Hari ini adalah ujian hari ketiga. Wira tidak semangat seperti biasanya. Selain karena
kekurangan tidur, luka lebam yang mengganggu, dan bayangan amarah ayahnya, membuat ia
kehilangan fokus. Ia takut nilai ujian kali ini lebih buruk dari kemarin. Ia takut nilai yang ia
dapat akan membuat ayahnya kecewa lagi. Ia takut nilai ujian kali ini bisa membuat luka yang
lebih besar dari sekadar lebam saja. Tuntutan yang ayahnya berikan sungguh membuatnya
tertekan.

Saat kertas soal ujian dibagikan, ia semakin takut. Keringat dingin membasahi seragam
putihnya. Ia tidak yakin ujiannya akan berjalan baik baik saja dengan kondisinya yang
demikian. Dan tiba tiba saja terlintas di dalam pikirannya untuk 'mencontek' pada buku paket
yang ada di bawah meja nya.

Barangkali, hanya untuk kali ini saja....

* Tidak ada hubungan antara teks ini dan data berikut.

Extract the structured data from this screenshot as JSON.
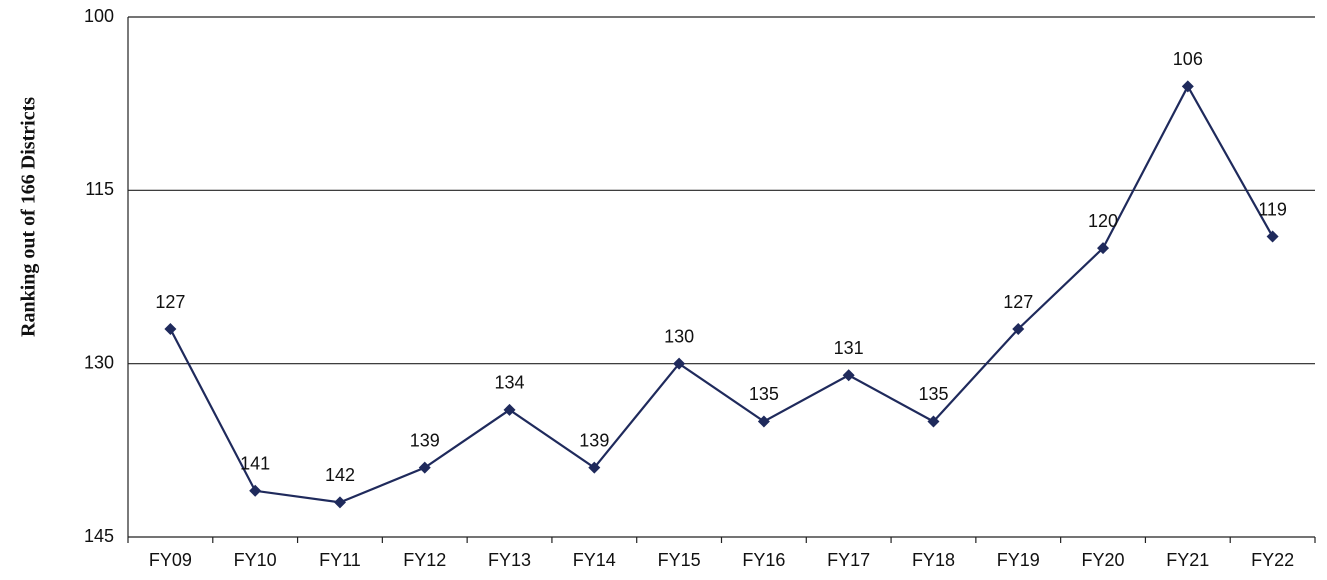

Tapi, tiba tiba saja Wira mengurungkan niatnnya karena mendengar ucapan yang seseorang
lontarkan "Nilai itu cuman angka. Nilai hanya sebagai alat ukur objektif apakah kalian sudah
paham materi tersebut atau tidak. Nilai tidak menjadi penting karena di kehidupan sosial akan
banyak cobaan dan rintangan yang lebih sulit daripada sekadar pelajaran di kelas. Dan
kejujuran adalah salah satu kunci kalian dapat menghadapinya. Jadi, untuk sekarang kalian
fokus pada ujiannya, dan kerjakan sesuai kemampuan kalian masing masing. Mengerti?!" ucap
Pak Hilman yang menjadi pengawas ujian pada hari itu.

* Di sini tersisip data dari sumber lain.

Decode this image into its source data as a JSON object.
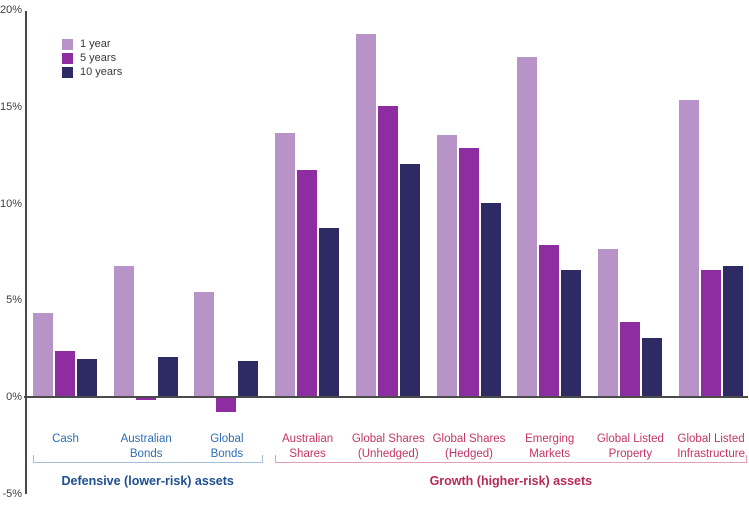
{
  "chart_data": {
    "type": "bar",
    "ylim": [
      -5,
      20
    ],
    "grid": false,
    "legend_position": "top-left",
    "axis_color": "#4a4a4a",
    "tick_label_color": "#3f3f3f",
    "yticks": [
      {
        "value": 20,
        "label": "20%"
      },
      {
        "value": 15,
        "label": "15%"
      },
      {
        "value": 10,
        "label": "10%"
      },
      {
        "value": 5,
        "label": "5%"
      },
      {
        "value": 0,
        "label": "0%"
      },
      {
        "value": -5,
        "label": "-5%"
      }
    ],
    "categories": [
      "Cash",
      "Australian\nBonds",
      "Global\nBonds",
      "Australian\nShares",
      "Global Shares\n(Unhedged)",
      "Global Shares\n(Hedged)",
      "Emerging\nMarkets",
      "Global Listed\nProperty",
      "Global Listed\nInfrastructure"
    ],
    "series": [
      {
        "name": "1 year",
        "color": "#b893c7",
        "values": [
          4.3,
          6.7,
          5.4,
          13.6,
          18.7,
          13.5,
          17.5,
          7.6,
          15.3
        ]
      },
      {
        "name": "5 years",
        "color": "#8e2da2",
        "values": [
          2.3,
          -0.1,
          -0.7,
          11.7,
          15.0,
          12.8,
          7.8,
          3.8,
          6.5
        ]
      },
      {
        "name": "10 years",
        "color": "#2e2a63",
        "values": [
          1.9,
          2.0,
          1.8,
          8.7,
          12.0,
          10.0,
          6.5,
          3.0,
          6.7
        ]
      }
    ],
    "sections": [
      {
        "label": "Defensive (lower-risk) assets",
        "first_category": 0,
        "last_category": 2,
        "title_color": "#1d4f91",
        "category_label_color": "#2f6eb5",
        "bracket_color": "#a3bcd8"
      },
      {
        "label": "Growth (higher-risk) assets",
        "first_category": 3,
        "last_category": 8,
        "title_color": "#b62a57",
        "category_label_color": "#c43563",
        "bracket_color": "#e2a0b2"
      }
    ]
  }
}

Wira mematung. Ia tertampar. Ia hampir saja mengubah prinsip hidupnya yang ia tanam sejak
dulu. Benar apa yang Pak Hilman katakan, bahwa nilai itu hanya angka. Kita sendiri pun pasti
bisa membuat angka tersebut sesuka hati. Akan tetapi urusan kemampuan, itu hanya diri kita
yang bisa menilainya. Mencontek sama sekali bukan solusi. Karena sejatinya, apa yang kita
lakukan saat ini pasti berdampak untuk masa depan.

Dengan kesadaran penuh, semangat membara pada diri Wira kembali bangkit lagi. Ia mulai
mengerjakan soal demi soal tersebut tanpa memedulikan tantangan-tantangan di belakang
punggungnya yang begitu berat, Dia percaya bahwa tidak ada proses yang sia sia. Dia percaya,
ia bisa mendapatkan nilai yang memuaskan. Ia percaya pada dirinya sendiri melebihi apapun
siapapun dan bagaimanapun yang terjadi nantinya. Karena setidaknya ia telah berusaha dengan
kemampuan yang ia punya.

Wira akhirnya dapat menyelesaikan ujian tersebut dengan lancar dan tepat waktu. Ia keluar
dari ruang ujian dengan perasaan yang lega, ia akan berserah diri pada Yang Maha Kuasa.
Apapun hasilnya, itulah kemampuannya. Dan ia percaya bahwa untuk kedepannya ia akan
mendapatkan nilai yang lebih baik lagi dari hari ini.